1. Overview and Guiding Principles
The University of Michigan has legal, contractual, and ethical obligations to protect the confidentiality, integrity, and availability of its systems and data. This policy strikes a balance between protecting university systems and data, maintaining the open environment that enables faculty, staff, and students to excel, innovate, and collaborate across the world, and ensuring that U-M core missions and institutional priorities remain paramount. The university promotes and supports an institutional culture that elevates its overall information security posture by following these principles: :
- One Information Assurance Program. The university will establish and maintain a comprehensive, institution-wide information assurance and cybersecurity risk management framework and program.
- Protection of Data and Information Assets. The university will optimize its ability to protect institutional data, systems, resources, and services from unauthorized access and other threats or attacks that could potentially result in harm to the university or to members of the university community.
- Shared Responsibility. Members of the university community have individual and shared responsibilities to protect the university’s information assets and comply with applicable laws, regulations, and policies.
- Regulatory Compliance. U-M will comply with federal, state, and local law, university policies, and contracts and agreements that require the university to implement security safeguards in as cost-effective manner as possible.
- Secure U-M IT Services. U-M will seek to maximize the use of secure and compliant university-provided services that are readily and affordably accessible to faculty, researchers, clinicians, and staff.
- Education and Awareness. The university and units have an obligation to educate, inform, and enable U-M community members to use information in a secure and compliant manner. Pr.

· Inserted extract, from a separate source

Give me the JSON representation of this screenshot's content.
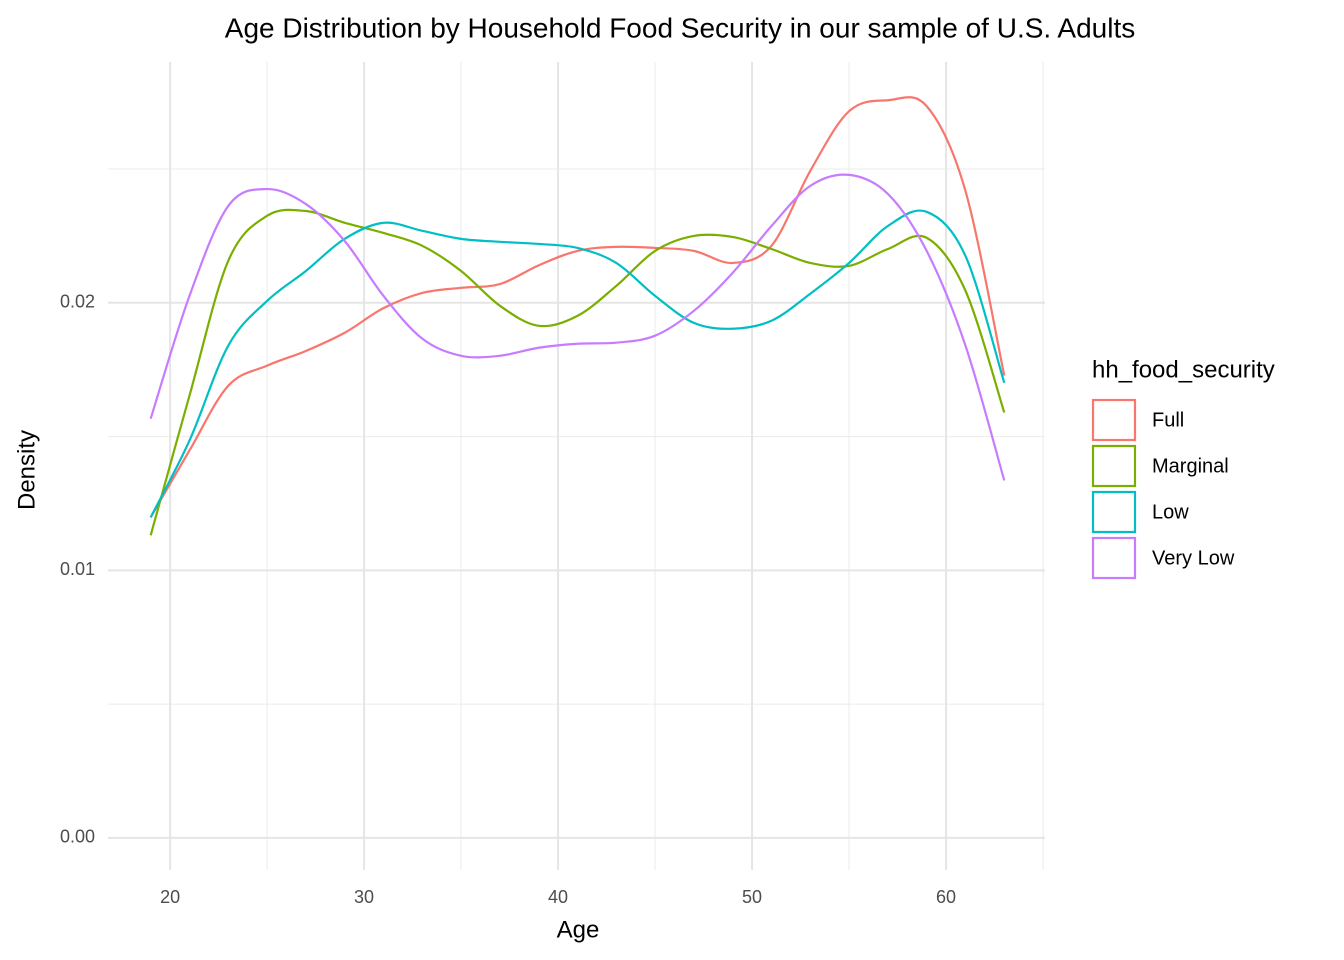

This policy is platform and technology neutral. It applies to the the Ann Arbor campus, Michigan Medicine, UM-Dearborn, UM-Flint, all affiliates, and all faculty, staff, workforce members, sponsored affiliates. It also encompasses:
- All institutional data, including administrative, teaching and learning, clinical, and research. Institutional data is defined as any data that is owned, licensed by, or under the direct control of the university, whether stored locally or with a cloud provider.
- Third-party vendors who collect, process, share, or maintain university institutional data, whether managed or hosted internally or externally.

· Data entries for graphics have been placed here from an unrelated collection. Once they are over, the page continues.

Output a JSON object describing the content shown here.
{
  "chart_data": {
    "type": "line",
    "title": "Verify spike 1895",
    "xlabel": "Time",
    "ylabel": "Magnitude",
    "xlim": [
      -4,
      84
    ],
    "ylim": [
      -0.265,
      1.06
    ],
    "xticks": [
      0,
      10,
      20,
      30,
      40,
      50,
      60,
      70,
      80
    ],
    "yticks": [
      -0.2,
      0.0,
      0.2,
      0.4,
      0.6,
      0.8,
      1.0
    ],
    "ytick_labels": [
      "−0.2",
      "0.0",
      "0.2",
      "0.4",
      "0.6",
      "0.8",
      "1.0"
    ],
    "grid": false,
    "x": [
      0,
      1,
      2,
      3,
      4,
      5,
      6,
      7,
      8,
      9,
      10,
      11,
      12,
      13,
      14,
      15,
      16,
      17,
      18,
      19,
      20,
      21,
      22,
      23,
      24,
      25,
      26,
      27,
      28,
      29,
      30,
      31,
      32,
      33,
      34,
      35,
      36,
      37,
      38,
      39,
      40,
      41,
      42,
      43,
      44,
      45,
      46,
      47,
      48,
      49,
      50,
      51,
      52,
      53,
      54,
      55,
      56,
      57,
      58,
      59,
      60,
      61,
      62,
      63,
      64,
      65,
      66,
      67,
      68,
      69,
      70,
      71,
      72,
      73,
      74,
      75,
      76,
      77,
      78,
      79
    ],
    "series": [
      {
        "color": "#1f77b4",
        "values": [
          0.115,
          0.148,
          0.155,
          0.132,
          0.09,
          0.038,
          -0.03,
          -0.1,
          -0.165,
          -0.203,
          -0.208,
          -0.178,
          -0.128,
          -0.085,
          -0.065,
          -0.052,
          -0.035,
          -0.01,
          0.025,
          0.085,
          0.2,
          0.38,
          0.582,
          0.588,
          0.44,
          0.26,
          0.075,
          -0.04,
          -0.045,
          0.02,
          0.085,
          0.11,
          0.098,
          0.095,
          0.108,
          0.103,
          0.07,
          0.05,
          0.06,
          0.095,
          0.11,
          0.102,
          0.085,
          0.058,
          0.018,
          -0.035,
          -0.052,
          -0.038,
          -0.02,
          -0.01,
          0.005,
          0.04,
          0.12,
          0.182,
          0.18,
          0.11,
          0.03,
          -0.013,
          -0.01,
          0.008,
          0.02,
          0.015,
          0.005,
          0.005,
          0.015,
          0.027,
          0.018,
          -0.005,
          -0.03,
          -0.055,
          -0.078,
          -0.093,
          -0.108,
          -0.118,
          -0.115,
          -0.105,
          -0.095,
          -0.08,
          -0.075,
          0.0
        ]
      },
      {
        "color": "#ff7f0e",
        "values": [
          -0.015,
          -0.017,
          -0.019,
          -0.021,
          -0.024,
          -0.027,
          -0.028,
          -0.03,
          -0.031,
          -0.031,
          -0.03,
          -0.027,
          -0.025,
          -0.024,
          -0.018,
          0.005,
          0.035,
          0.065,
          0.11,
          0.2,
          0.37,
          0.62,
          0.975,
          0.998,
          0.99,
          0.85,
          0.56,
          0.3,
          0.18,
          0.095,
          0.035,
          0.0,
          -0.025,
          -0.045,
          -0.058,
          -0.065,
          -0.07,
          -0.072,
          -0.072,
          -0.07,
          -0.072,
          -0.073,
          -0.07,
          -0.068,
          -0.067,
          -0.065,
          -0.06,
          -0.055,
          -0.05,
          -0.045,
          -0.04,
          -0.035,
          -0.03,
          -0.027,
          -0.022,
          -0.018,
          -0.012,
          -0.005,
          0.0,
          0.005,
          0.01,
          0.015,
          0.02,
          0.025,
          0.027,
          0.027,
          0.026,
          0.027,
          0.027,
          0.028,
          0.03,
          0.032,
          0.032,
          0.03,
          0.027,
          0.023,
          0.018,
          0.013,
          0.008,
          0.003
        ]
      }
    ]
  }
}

- Personally owned devices of members of the U-M community that access or maintain sensitive institutional data classified as Restricted or High.
All institutional data must be protected in accordance with the provisions below, which take into consideration the level of sensitivity and criticality that the data has to U-M.
- Risk Management: The university maintains a risk-management framework which requires periodic risk assessments of systems and applications that maintain sensitive institutional data.
- Risk Acceptance: U-M executive officers exercise authority to accept information security and privacy related risks to the university’s information assets. U-M units and individuals may not unilaterally accept information security, privacy, and compliance risks that have the potential to increase the university’s vulnerability to cyber risks.
- Privacy Review: The U-M Privacy Officer will coordinate any review of the privacy or civil liberties implications and risks of the university’s information assurance program, and its information security technologies or activities to minimize or mitigate such risks.
4. Supplemental IT Standards
This information security policy is supported and supplemented by specific operational, procedural, and technical standards. These Standards are mandatory and are enforced in the same manner as this policy.
This policy recognizes the need to accommodate unique research, teaching, and clinical needs that may not be practicable to accomplish through the use of U-M IT services provided by the major institutional IT providers. In those cases, it is the the responsibility of the unit or user to adhere to the appropriate information security requirements as outlined in this policy and the supplemental Standards.
5. Oversight and Enforcement
The Office of the Chief Information Security Officer (CISO) is responsible for the development, implementation, monitoring, and enforcement of the university’s information security program. Other university staff perform essential information security and cybersecurity risk management functions contributing to program implementation and regulatory compliance.
The CISO will periodically present an update on the status of the university information assurance program to U-M IT governance bodies, executive officers, and the Board of Regents.
6. Violations and Sanctions
Violations of this policy may result in disciplinary action up to and including suspension or revocation of computer accounts and access to networks, non-reappointment, discharge, dismissal, and/or legal action. In addition, the connectivity of machines and servers to the U-M network that do not comply with this policy or its associated Standards may be limited or removed.
Any U-M department or unit found to have violated this policy may be held accountable for the financial penalties, legal fees, and other remediation costs associated with a resulting information security incident and other regulatory non-compliance.